Harry “Slim” Nelson was a mediocre left-handed pitcher and weak hitter who played a half a dozen years on the West Coast. Kemp told of witnessing him “hit a home run through the screen at Recreation Park” in San Francisco when Nelson was playing for the Oakland Oaks.

“(He) became so excited when he reached second base that he swallowed his cud of chewing tobacco. Later on the bench, Slim was asked how the home run felt and he replied ‘it would have felt a whole lot better if I could have cut it up into singles to last me the season.”

Kemp said when George Van Haltren made the switch from Oaks player to Pacific Coast League umpire in 1909 he told Kemp and umpire Jack McCarthy “umpiring would be easy…because he had so many friends,” throughout the league. Kemp said McCarty responded:

“You mean you had so many friends. You haven’t any now.”

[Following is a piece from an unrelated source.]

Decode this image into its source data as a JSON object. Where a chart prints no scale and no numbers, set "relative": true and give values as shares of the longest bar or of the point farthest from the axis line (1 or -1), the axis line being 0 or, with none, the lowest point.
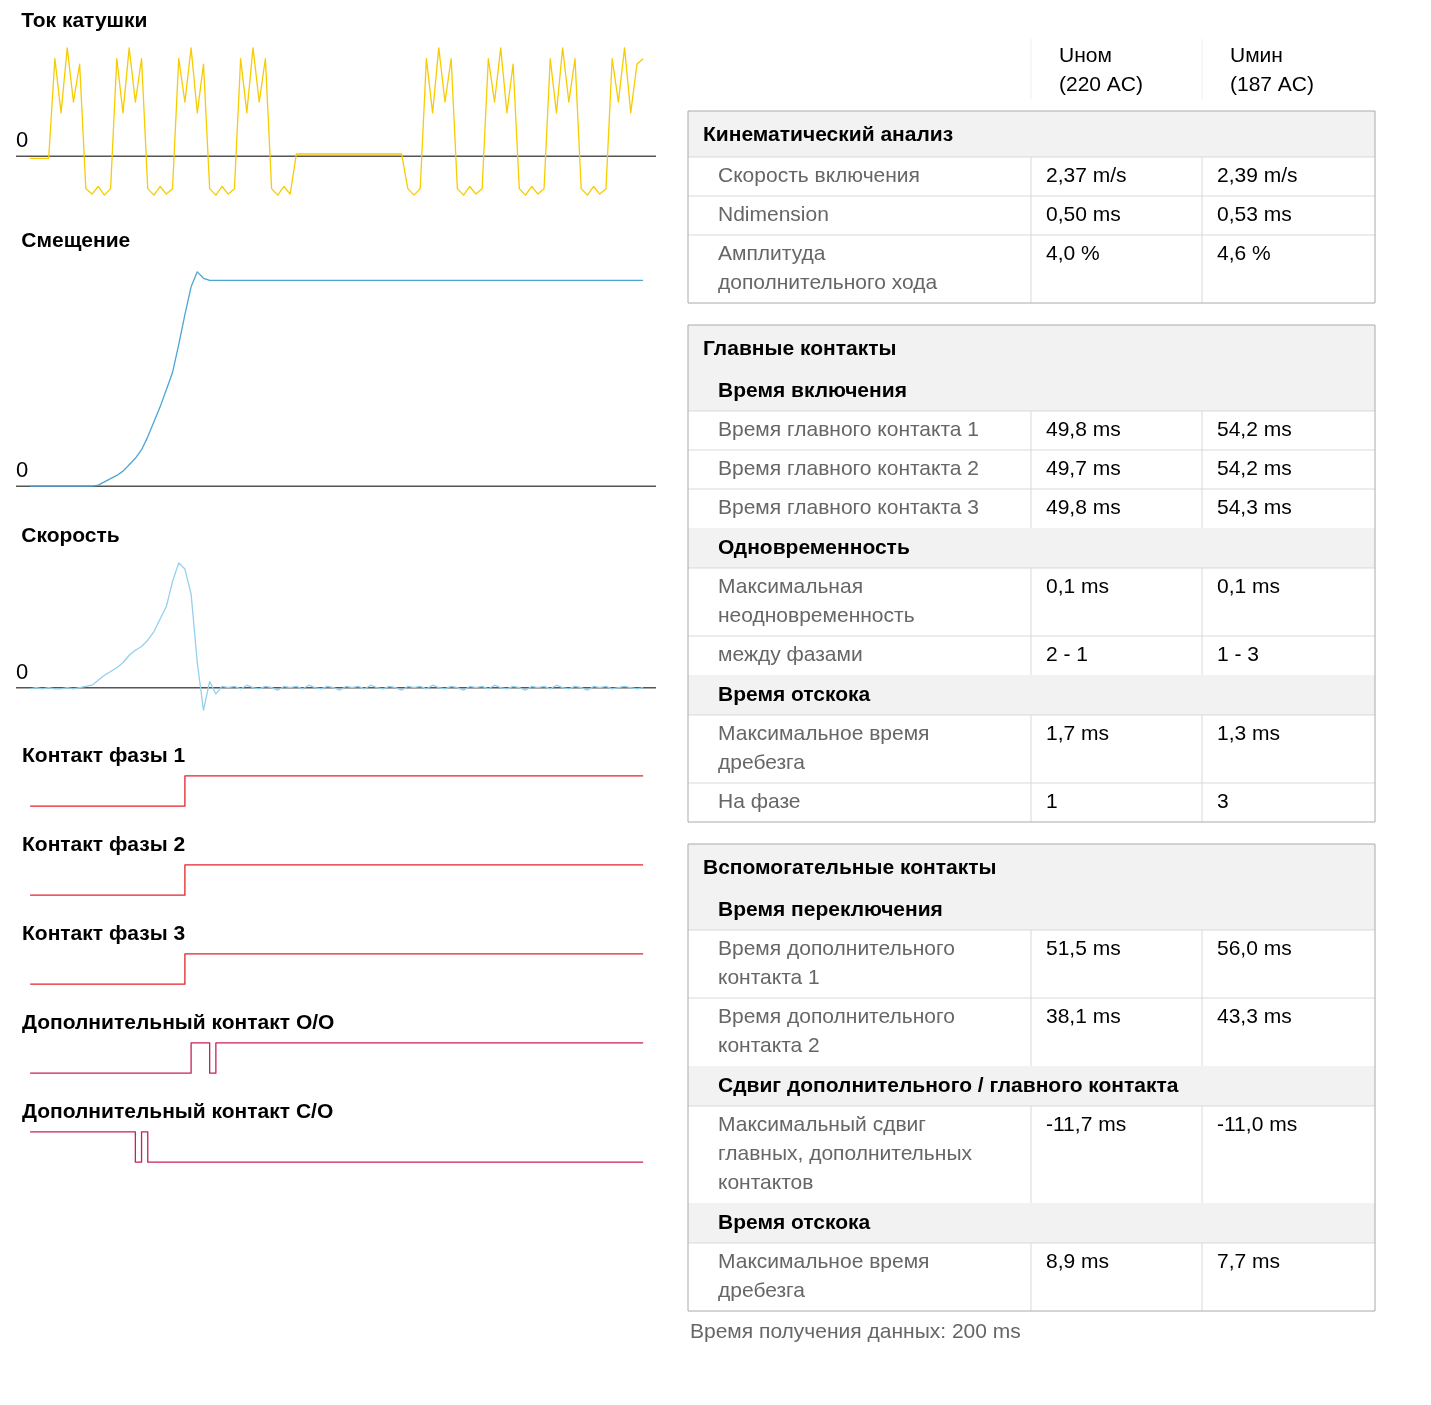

McCarthy appears to have been correct. Van Haltren was criticized throughout his short time as a Coast League umpire, and became a West Coast scout for the Pittsburgh Pirates the following two seasons. Van Haltren made one more attempt as an umpire, joining the Northwestern League staff in 1912; he was no more successful, lasting only one season after incurring the season-long wrath of Seattle Siwashes owner Dan Dugdale who demanded Van Haltren not be retained for the 1913 season.

George Van Haltren

Another player who had similar training habits to Tubby Spencer, according to Kemp, was Charles “Truck Eagan. Kemp said he was with Vernon Tigers manager Wallace “Happy Hogan” Bray one day when Eagan played for the Tigers near the end of his career in 1909:

“Eagan, suffering from the effects of a bad night (told) manager Hap Hogan he was suffering from an attack of ptomaine poisoning.

‘”What did you eat’ the artful and suspicious Hogan asked.

“Eagan scratched his head a minute, then said guiltily, ‘It must have been the (bar) pretzels and herring, Hap.”